Hamas’s handing over of the Rafah Crossing to the PA in November 2017 was supposed to represent a first step in the reconciliation of the two Palestinian parties and an end to the misery of Gazan residents under their endless siege.
Egypt’s collective punishment of the Gazan population continued unabated under the pretext of military security, with the cutbacks of the Rafah Crossing opening days.
Unfortunately, Egypt’s collective punishment of the Gazan population continued unabated under the pretext of military security, with the cutbacks of the Rafah Crossing opening days. Egypt blamed Hamas for smuggling and providing weapons to terrorists operating in the Sinai.
The Rafah Crossing continues to be one of the most important means of pressure used by Egypt to manipulate Hamas in particular and Palestinians in general. Recent tensions surrounding the crossing make it clear that the governance of this port of entry significantly impinges on the stability of Gaza and presents a major obstacle to Palestinian unity and any future deal with Israel.

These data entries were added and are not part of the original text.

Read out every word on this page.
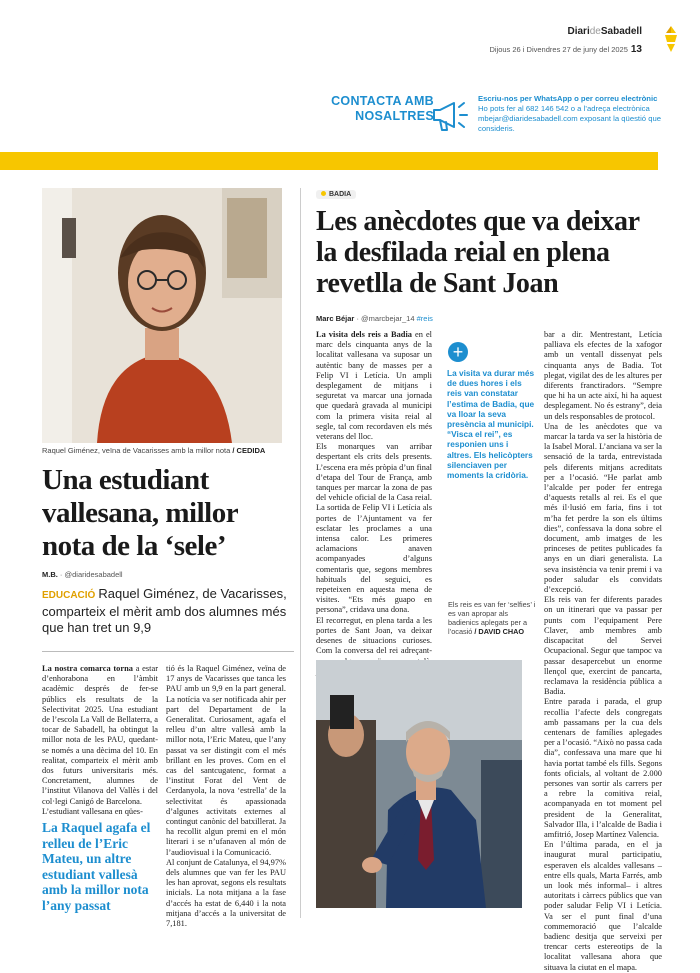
DiarideSabadell
Dijous 26 i Divendres 27 de juny del 2025 13
CONTACTA AMB NOSALTRES
Escriu-nos per WhatsApp o per correu electrònic
Ho pots fer al 682 146 542 o a l’adreça electrònica mbejar@diaridesabadell.com exposant la qüestió que consideris.
Raquel Giménez, veïna de Vacarisses amb la millor nota / CEDIDA
Una estudiant vallesana, millor nota de la ‘sele’
M.B. · @diaridesabadell
EDUCACIÓ Raquel Giménez, de Vacarisses, comparteix el mèrit amb dos alumnes més que han tret un 9,9
La nostra comarca torna a estar d’enhorabona en l’àmbit acadèmic després de fer-se públics els resultats de la Selectivitat 2025. Una estudiant de l’escola La Vall de Bellaterra, a tocar de Sabadell, ha obtingut la millor nota de les PAU, quedant-se només a una dècima del 10. En realitat, comparteix el mèrit amb dos futurs universitaris més. Concretament, alumnes de l’institut Vilanova del Vallès i del col·legi Canigó de Barcelona.
L’estudiant vallesana en qües-
La Raquel agafa el relleu de l’Eric Mateu, un altre estudiant vallesà amb la millor nota l’any passat
tió és la Raquel Giménez, veïna de 17 anys de Vacarisses que tanca les PAU amb un 9,9 en la part general. La notícia va ser notificada ahir per part del Departament de la Generalitat. Curiosament, agafa el relleu d’un altre vallesà amb la millor nota, l’Eric Mateu, que l’any passat va ser distingit com el més brillant en les proves. Com en el cas del santcugatenc, format a l’institut Forat del Vent de Cerdanyola, la nova ‘estrella’ de la selectivitat és apassionada d’algunes activitats externes al contingut canònic del batxillerat. Ja ha recollit algun premi en el món literari i se n’ufanaven al món de l’audiovisual i la Comunicació.
Al conjunt de Catalunya, el 94,97% dels alumnes que van fer les PAU les han aprovat, segons els resultats inicials. La nota mitjana a la fase d’accés ha estat de 6,440 i la nota mitjana d’accés a la universitat de 7,181.
BADIA
Les anècdotes que va deixar la desfilada reial en plena revetlla de Sant Joan
Marc Béjar · @marcbejar_14 #reis
La visita dels reis a Badia en el marc dels cinquanta anys de la localitat vallesana va suposar un autèntic bany de masses per a Felip VI i Letícia. Un ampli desplegament de mitjans i seguretat va marcar una jornada que quedarà gravada al municipi com la primera visita reial al segle, tal com recordaven els més veterans del lloc.
Els monarques van arribar despertant els crits dels presents. L’escena era més pròpia d’un final d’etapa del Tour de França, amb tanques per marcar la zona de pas del vehicle oficial de la Casa reial. La sortida de Felip VI i Letícia als portes de l’Ajuntament va fer esclatar les proclames a una intensa calor. Les primeres aclamacions anaven acompanyades d’alguns comentaris que, segons membres habituals del seguici, es repeteixen en aquesta mena de visites. “Ets més guapo en persona”, cridava una dona.
El recorregut, en plena tarda a les portes de Sant Joan, va deixar desenes de situacions curioses. Com la conversa del rei adreçant-
+
La visita va durar més de dues hores i els reis van constatar l’estima de Badia, que va lloar la seva presència al municipi. “Visca el rei”, es responien uns i altres. Els helicòpters silenciaven per moments la cridòria.
Els reis es van fer ‘selfies’ i es van apropar als badienics aplegats per a l’ocasió / DAVID CHAO
bar a dir. Mentrestant, Letícia palliava els efectes de la xafogor amb un ventall dissenyat pels cinquanta anys de Badia. Tot plegat, vigilat des de les altures per diferents franctiradors. “Sempre que hi ha un acte així, hi ha aquest desplegament. No és estrany”, deia un dels responsables de protocol.
Una de les anècdotes que va marcar la tarda va ser la història de la Isabel Moral. L’anciana va ser la sensació de la tarda, entrevistada pels diferents mitjans acreditats per a l’ocasió. “He parlat amb l’alcalde per poder fer entrega d’aquests retalls al rei. Es el que més il·lusió em faria, fins i tot m’ha fet perdre la son els últims dies”, confessava la dona sobre el document, amb imatges de les princeses de petites publicades fa anys en un diari generalista. La seva insistència va tenir premi i va poder saludar els convidats d’excepció.
Els reis van fer diferents parades on un itinerari que va passar per punts com l’equipament Pere Claver, amb membres amb discapacitat del Servei Ocupacional. Segur que tampoc va passar desapercebut un enorme llençol que, exercint de pancarta, reclamava la residència pública a Badia.
Entre parada i parada, el grup recollia l’afecte dels congregats amb passamans per la cua dels centenars de famílies aplegades per a l’ocasió. “Això no passa cada dia”, confessava una mare que hi havia portat també els fills. Segons fonts oficials, al voltant de 2.000 persones van sortir als carrers per a rebre la comitiva reial, acompanyada en tot moment pel president de la Generalitat, Salvador Illa, i l’alcalde de Badia i amfitrió, Josep Martínez Valencia.
En l’última parada, en el ja inaugurat mural participatiu, esperaven els alcaldes vallesans –entre ells quals, Marta Farrés, amb un look més informal– i altres autoritats i càrrecs públics que van poder saludar Felip VI i Letícia. Va ser el punt final d’una commemoració que l’alcalde badienc desitja que serveixi per trencar certs estereotips de la localitat vallesana ahora que situava la ciutat en el mapa.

No agreement can be achieved in the short term with international pressure on Palestinians merely to accept the “deal of the century” without any practical solutions that guarantee the right of return for Palestinian refugees and the establishment of a Palestinian state. Furthermore, the collective punishment of the people of Gaza through the current Egyptian policy of closing the Rafah Crossing keeps Gaza a time-bomb that could explode again at any time.